A solução que teria evitado o conflito com a invasão da Ucrânia estaria resolvida simplesmente com um fato elementar (e estopim): não ingresso da Ucrânia na OTAN (caminho para instalação de bases ocidentais no costado da Rússia).

Mas, se tal não ocorreu (ainda)  outras frentes de batalha estão sendo exercitadas pelo Ocidente (bloqueios etc.)  tudo deságua naquilo que registramos anteriormente: a resistência não visa ‘os lindos olhos’ ucranianos e sim o que possui o país no âmbito de interesses dos Estados Unidos e Europa Ocidental à Rússia.

Vejamos por que Biden e seus falcões estão ‘tão preocupados’ com a Ucrânia.

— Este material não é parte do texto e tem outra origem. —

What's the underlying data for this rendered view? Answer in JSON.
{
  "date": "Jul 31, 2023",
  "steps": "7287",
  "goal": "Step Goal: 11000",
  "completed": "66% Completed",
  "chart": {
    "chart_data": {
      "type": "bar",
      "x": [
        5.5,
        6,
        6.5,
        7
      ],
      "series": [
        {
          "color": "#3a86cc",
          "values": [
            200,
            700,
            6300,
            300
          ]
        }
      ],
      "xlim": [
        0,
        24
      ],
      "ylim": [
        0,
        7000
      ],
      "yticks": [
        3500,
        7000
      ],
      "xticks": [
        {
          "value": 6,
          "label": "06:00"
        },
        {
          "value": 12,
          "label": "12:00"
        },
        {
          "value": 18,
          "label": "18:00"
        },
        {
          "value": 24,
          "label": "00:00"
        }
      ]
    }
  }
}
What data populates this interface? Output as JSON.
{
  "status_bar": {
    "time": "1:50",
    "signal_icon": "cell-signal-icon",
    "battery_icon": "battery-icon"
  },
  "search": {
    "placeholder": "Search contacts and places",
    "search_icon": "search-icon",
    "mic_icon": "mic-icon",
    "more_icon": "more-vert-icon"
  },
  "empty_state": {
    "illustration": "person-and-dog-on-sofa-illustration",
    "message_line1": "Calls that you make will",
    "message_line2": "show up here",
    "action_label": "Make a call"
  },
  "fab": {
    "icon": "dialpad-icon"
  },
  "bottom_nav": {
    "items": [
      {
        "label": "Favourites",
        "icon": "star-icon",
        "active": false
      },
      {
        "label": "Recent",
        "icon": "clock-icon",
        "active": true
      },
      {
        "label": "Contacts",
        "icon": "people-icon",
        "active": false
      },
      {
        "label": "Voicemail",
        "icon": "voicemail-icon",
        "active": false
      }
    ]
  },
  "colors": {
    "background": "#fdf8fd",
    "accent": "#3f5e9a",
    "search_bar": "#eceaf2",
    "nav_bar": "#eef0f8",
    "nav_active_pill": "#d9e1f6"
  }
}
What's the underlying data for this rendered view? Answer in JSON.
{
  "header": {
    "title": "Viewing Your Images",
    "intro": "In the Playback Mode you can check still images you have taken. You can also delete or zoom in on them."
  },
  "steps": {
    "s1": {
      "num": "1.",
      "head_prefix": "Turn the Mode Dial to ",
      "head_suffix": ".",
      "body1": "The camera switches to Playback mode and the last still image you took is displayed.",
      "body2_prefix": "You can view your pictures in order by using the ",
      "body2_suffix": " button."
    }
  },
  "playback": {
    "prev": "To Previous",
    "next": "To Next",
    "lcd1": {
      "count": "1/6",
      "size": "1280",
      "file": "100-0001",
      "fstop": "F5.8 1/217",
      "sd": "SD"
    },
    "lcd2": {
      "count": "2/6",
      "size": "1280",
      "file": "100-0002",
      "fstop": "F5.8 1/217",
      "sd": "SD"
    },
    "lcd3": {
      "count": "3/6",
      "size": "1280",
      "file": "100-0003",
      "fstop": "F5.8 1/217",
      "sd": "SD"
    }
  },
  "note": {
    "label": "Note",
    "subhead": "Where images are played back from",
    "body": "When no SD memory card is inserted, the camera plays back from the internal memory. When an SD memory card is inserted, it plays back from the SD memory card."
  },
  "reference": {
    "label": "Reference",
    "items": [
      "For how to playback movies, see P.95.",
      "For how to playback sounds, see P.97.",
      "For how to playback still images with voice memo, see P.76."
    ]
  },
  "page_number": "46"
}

Uma amostra, a ser conferida pelo leitor, veiculada na rede:

“A Ucrânia é:

1º na Europa em reservas comprovadas recuperáveis ​​de minério de urânio; 2º lugar na Europa e 10º no mundo em reservas de minério de titânio; 2º lugar no mundo em reservas exploradas de minério de manganês (2,3 bilhões de toneladas, ou 12% das reservas mundiais); 2ª maior reserva de minério de ferro do mundo (30 bilhões de toneladas); 2º lugar na Europa em reservas de minério de mercúrio; 3º lugar na Europa (13º lugar no mundo) para reservas de gás de xisto (22 trilhões de metros cúbicos); 4º no mundo em valor total de recursos naturais; 7º lugar no mundo em reservas de carvão (33,9 bilhões de toneladas).

País agrícola, capaz de atender às necessidades alimentares de 600 milhões de pessoas (7,7% da população mundial), quase toda a da Europa Ocidental, estimada em 738,8 milhões em 2021:

1º na Europa em terras aráveis; 1º lugar no mundo nas exportações de girassol e óleo de girassol; 2º lugar mundial em produção e 4º lugar em exportação de cevada; 3º produtor e 4º exportador de milho do mundo; 4º produtor mundial de batata; 5º produtor de centeio do mundo; 5º lugar no mundo em produção de mel de abelhas (75.000 toneladas); 8º lugar no mundo em exportações de trigo; 9º lugar no mundo na produção de ovos de galinha; 16º lugar no mundo em exportações de queijo.

Como país industrializado:

1º na Europa na produção de amônia; 4º maior sistema de gasodutos da Europa no mundo (142,5 mil milhões de metros cúbicos de capacidade de escoamento de gás na UE); 3º na Europa e 8º no mundo em capacidade instalada de usinas nucleares; 3º lugar na Europa e 11º no mundo em extensão da rede ferroviária (21.700 km); 3º lugar no mundo (depois dos Estados Unidos e França) na produção de localizadores e equipamentos de localização; 3º exportador de ferro do mundo; 4º exportador mundial de turbinas para usinas nucleares; 4º produtor mundial de lançadores de foguetes; 4º lugar no mundo em exportações de argila; 4º lugar no mundo em exportações de titânio; 8º lugar no mundo em exportações de minerais e concentrados; 9º lugar no mundo em exportações de produtos da indústria de defesa; 10º produtor de aço do mundo (32,4 milhões de toneladas).”

Como registramos neste espaço tudo gira em torno da geopolítica e da hegemonia. Não há como fugir de que esses são os interesses em jogo no xadrez do esconde-esconde.

Sobre uma outra vertente, a HIPOCRISIA, nos debruçaremos na próxima oportunidade.